In this case, the assessment of damages was too speculative for several reasons. The Court noted that the first problem was the plaintiffs assumed they could have voided the first assignment because the land company breached a clause of the contract. In plain terms, the plaintiffs made an assumption that there were damages related to this portion of the attorney's wrong which were not actually available. That number therefore should not have been as high as calculated.
The second problem was that in New Jersey, anticipated profits that are purely speculative cannot be recovered. In this case, the plaintiffs executed a contract assigning their interest to another party as opposed to doing the work themselves. They were not assured any profit from this transaction, yet claimed some in calculating the damages. These future profits did not meet the legal standard of reasonable certainty. The Court did not answer whether the plaintiffs could have asked for damages in just the amount the land company was going to pay them.
While ultimately the summary judgment was reversed, the plaintiffs learned there damages assessment was flawed.
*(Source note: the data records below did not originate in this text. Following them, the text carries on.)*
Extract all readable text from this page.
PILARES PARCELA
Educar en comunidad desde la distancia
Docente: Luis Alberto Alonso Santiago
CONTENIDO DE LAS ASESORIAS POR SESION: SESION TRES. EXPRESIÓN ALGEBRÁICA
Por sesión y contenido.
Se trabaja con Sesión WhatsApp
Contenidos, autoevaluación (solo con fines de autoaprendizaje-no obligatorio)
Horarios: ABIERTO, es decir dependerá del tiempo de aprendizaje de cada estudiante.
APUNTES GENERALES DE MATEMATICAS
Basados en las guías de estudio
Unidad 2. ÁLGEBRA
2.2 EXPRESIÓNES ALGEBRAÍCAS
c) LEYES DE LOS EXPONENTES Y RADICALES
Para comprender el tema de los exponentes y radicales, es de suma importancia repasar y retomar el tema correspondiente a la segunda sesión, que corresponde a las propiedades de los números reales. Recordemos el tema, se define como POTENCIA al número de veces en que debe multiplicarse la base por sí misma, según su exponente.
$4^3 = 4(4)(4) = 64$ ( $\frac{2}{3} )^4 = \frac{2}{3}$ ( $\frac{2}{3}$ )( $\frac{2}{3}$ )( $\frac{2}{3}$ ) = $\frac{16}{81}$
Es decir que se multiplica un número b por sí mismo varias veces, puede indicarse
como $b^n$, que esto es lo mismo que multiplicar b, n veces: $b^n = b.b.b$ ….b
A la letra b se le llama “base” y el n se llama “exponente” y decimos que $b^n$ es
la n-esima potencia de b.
The most important thing to remember in legal malpractice cases is outside of the attorney-client relationship, and related harms, the damages must be readily attainable. It is not enough that a wronged client believes his attorney has caused harm. The client who receives deficient legal advice must show the damages claimed are reasonably estimable, and were caused by the attorney's conduct. In this case, that situation may have arisen if, assuming the plaintiffs could plead their case, the damages claimed were written in the contract and lost as a result of the attorney's activities. At that point, profits would become part of the damages.